Problem: On a daily basis, people all over the world use various marketplaces on the Internet to exchange, buy or sell different things. From jobs to houses, everything is being traded online. There are companies which are competing to create their own marketplaces, but the more I use these, the more I feel there should be a common/better way.
Current situation: Each marketplace has its own UI, app, API, rules to go through very similar "kinds" of information. And there are yet different ones for each geography although most of the information maintains very similar properties.
Each job site or house rental site or car sharing site or others have their own format. And then we have aggregators who make their own UI, app, API...
Thus my question: Could there not be a common standard protocol to share demands or supply information? People who want add listings contribute together to bear the cost to maintain the information storage, search, retrieval. The cost per person or company would literally be pennies, since the population is very large. It could be P2P too, I am not particularly sure how to maintain this. But I want to understand if I am the only one seeing this issue.
Depending on how cynical one is, you might view the real estate multiple listing service (MLS) as "community owned", at least from a game theoretic standpoint.
It is not a monolithic organization.

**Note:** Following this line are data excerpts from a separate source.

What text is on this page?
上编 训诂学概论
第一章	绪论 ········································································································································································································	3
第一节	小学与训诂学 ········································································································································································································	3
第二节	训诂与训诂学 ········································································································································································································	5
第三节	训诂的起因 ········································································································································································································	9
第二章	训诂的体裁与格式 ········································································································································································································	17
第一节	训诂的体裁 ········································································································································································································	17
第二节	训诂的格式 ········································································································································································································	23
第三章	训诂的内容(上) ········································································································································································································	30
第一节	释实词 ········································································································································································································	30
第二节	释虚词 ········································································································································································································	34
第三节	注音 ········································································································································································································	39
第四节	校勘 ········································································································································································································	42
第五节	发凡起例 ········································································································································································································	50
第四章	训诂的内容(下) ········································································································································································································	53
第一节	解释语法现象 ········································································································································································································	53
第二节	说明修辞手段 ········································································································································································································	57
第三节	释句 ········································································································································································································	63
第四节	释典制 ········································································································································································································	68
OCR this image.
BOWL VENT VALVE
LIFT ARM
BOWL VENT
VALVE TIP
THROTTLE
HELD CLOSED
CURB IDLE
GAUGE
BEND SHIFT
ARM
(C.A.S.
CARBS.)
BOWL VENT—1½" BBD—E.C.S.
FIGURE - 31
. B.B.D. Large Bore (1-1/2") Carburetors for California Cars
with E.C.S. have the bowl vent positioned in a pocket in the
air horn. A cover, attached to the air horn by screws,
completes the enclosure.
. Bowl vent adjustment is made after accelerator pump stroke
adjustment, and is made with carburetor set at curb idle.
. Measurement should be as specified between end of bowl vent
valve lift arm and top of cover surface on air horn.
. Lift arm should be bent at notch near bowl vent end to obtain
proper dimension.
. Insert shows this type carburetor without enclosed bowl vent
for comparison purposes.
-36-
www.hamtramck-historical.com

There are actually 850 regional MLSs in the US. In some sense this is a P2P walled-garden marketplace. However, there is downward pressure from the national realtors association to standardize on things like listing formatting, so it is not entirely self-organizing.
I think owning the marketplace is valuable. Similar to various open source initiatives, once the free marketplace gets to a certain size, someone like Red Hat will come in, fork it, and set themselves up as gatekeepers. The resting dynamic of the system is a feudal kingdom.
My 2c
You're not the only one. The OASIS attempt at a standard was called XDI, specifically the Link Contracts portion of XDI. It failed to achieve traction, in large part due to political opposition. If you want to talk more about this, and possibly another go at a standard, please tweet @BillBarnhill. I am working on something myself that attempts to take some of the core concepts I introduced to XDI (I was a co-chair for a long time) and apply them in a more de-centralized and async way, called ADDI (Async Data Discovery and Interchange).
It's a fallacy to think markets exist only to connect buyers and sellers. Another giant consideration is mitigating counter party risk. This is a very complicated & risky problem. Solving it therefore requires incentives. Those incentives frequently push towards capturing transactions rather than making them open.